Internet of Things: Is VPN a False Friend?
"Internet of Things" (IoT) is the grand catchphrase for network-enabling everyday objects and leveraging the new connectivity to collect information from the devices, allowing network-side control, and supplying information to those objects that allows them to do new tricks – like telling a toaster about the day's weather forecast so that it can burn a sun or a cloud into your morning slice of bread.
The opportunities and the use-cases in this space are almost limitless. Network-enabled, commercial vehicles or even subsystems like engines or brake systems can leverage the connectivity for conveying servicing information and predictive failure analysis, for route optimization, and driver-safety programs. Devices attached to power grid components can provide deeper insight into the health even of decades old equipment, and they can help with managing capacity now that consumers turn producers with wind-power generators and the flow of electricity has become a two-way flow. Smart devices will also help consumers to closely track their own energy consumption and, obviously, automate aspects of their households.
The "Internet of Things" wave will span many more industries and I could easily go on for many pages with more examples of which none are science-fiction. They're real and either already deployed in small scale or on the drawing boards of engineers under active development.
What's decidedly different about this new Internet wave is that it is driven by an entirely different class of people and companies as the wave of the consumer Web. The "Internet of Things" is (surprise!) about "Things" and the drivers are the makers of such things. Everyday devices and machines that consumers and businesses are buying today and that the manufacturers are looking to make better for tomorrow.
The Web is the grand success that it is because it was built for and on people-centric, general-purpose computing devices. It's also largely focused on people's interaction with information stores and sources, meaning that the impulse for interaction is usually coming from the end-user. Where user-initiated requests and the subsequent, hypertext-driven requests rooting from the same impulse are the overwhelming traffic motivation, the dominant HTTP protocol with its focus on request/response exchanges initiated by the client is a logical best fit.
Web technology also provides for an enormously low barrier of entry for new commercial providers of software-based services, as those are running on commodity hardware and solution builders can pick from a great choice of commoditized software platforms.

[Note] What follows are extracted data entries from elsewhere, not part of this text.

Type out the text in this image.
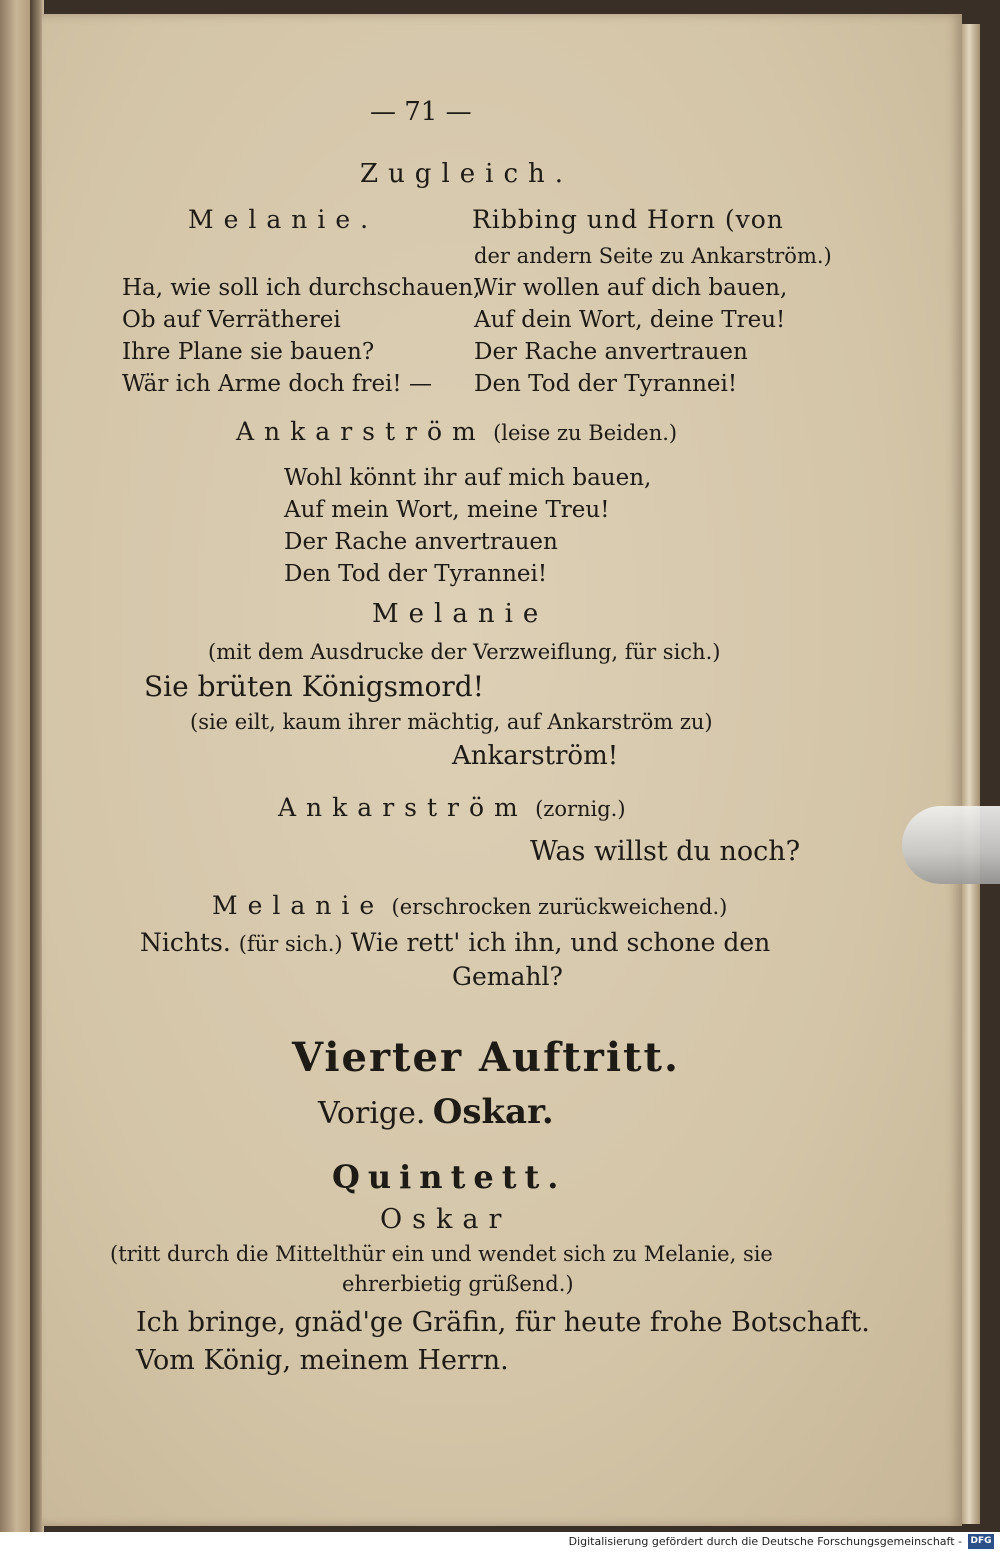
— 71 —
Zugleich.
Melanie.
Ha, wie soll ich durchschauen,
Ob auf Verrätherei
Ihre Plane sie bauen?
Wär ich Arme doch frei! —
Ribbing und Horn (von
der andern Seite zu Ankarström.)
Wir wollen auf dich bauen,
Auf dein Wort, deine Treu!
Der Rache anvertrauen
Den Tod der Tyrannei!
Ankarström (leise zu Beiden.)
Wohl könnt ihr auf mich bauen,
Auf mein Wort, meine Treu!
Der Rache anvertrauen
Den Tod der Tyrannei!
Melanie
(mit dem Ausdrucke der Verzweiflung, für sich.)
Sie brüten Königsmord!
(sie eilt, kaum ihrer mächtig, auf Ankarström zu)
Ankarström!
Ankarström (zornig.)
Was willst du noch?
Melanie (erschrocken zurückweichend.)
Nichts. (für sich.) Wie rett' ich ihn, und schone den
Gemahl?
Vierter Auftritt.
Vorige. Oskar.
Quintett.
Oskar
(tritt durch die Mittelthür ein und wendet sich zu Melanie, sie
ehrerbietig grüßend.)
Ich bringe, gnäd'ge Gräfin, für heute frohe Botschaft.
Vom König, meinem Herrn.
Digitalisierung gefördert durch die Deutsche Forschungsgemeinschaft - DFG
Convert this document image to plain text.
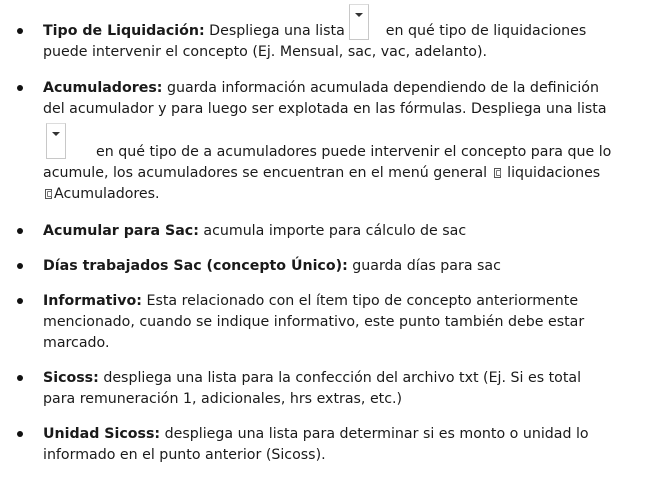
Tipo de Liquidación: Despliega una lista
en qué tipo de liquidaciones
puede intervenir el concepto (Ej. Mensual, sac, vac, adelanto).
Acumuladores: guarda información acumulada dependiendo de la definición
del acumulador y para luego ser explotada en las fórmulas. Despliega una lista
en qué tipo de a acumuladores puede intervenir el concepto para que lo
acumule, los acumuladores se encuentran en el menú general  liquidaciones
Acumuladores.
Acumular para Sac: acumula importe para cálculo de sac
Días trabajados Sac (concepto Único): guarda días para sac
Informativo: Esta relacionado con el ítem tipo de concepto anteriormente
mencionado, cuando se indique informativo, este punto también debe estar
marcado.
Sicoss: despliega una lista para la confección del archivo txt (Ej. Si es total
para remuneración 1, adicionales, hrs extras, etc.)
Unidad Sicoss: despliega una lista para determinar si es monto o unidad lo
informado en el punto anterior (Sicoss).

The Internet of Things is not the Web
There are some good reasons to believe that the Internet of Things will be different from the Web.
To play in this space, companies typically start with a set of existing physical products, a set of use-cases around these products, and very often an established and loyal customer base that's looking for new capabilities in the things they already use for their business or personal lives. There are a good number of startups operating in this space, but disrupting and displacing incumbents in the maritime industries, commercial vehicles, specialized production machinery, or high-speed train manufacturing may quite well happen at the component supplier level, but is harder to see coming at the product level.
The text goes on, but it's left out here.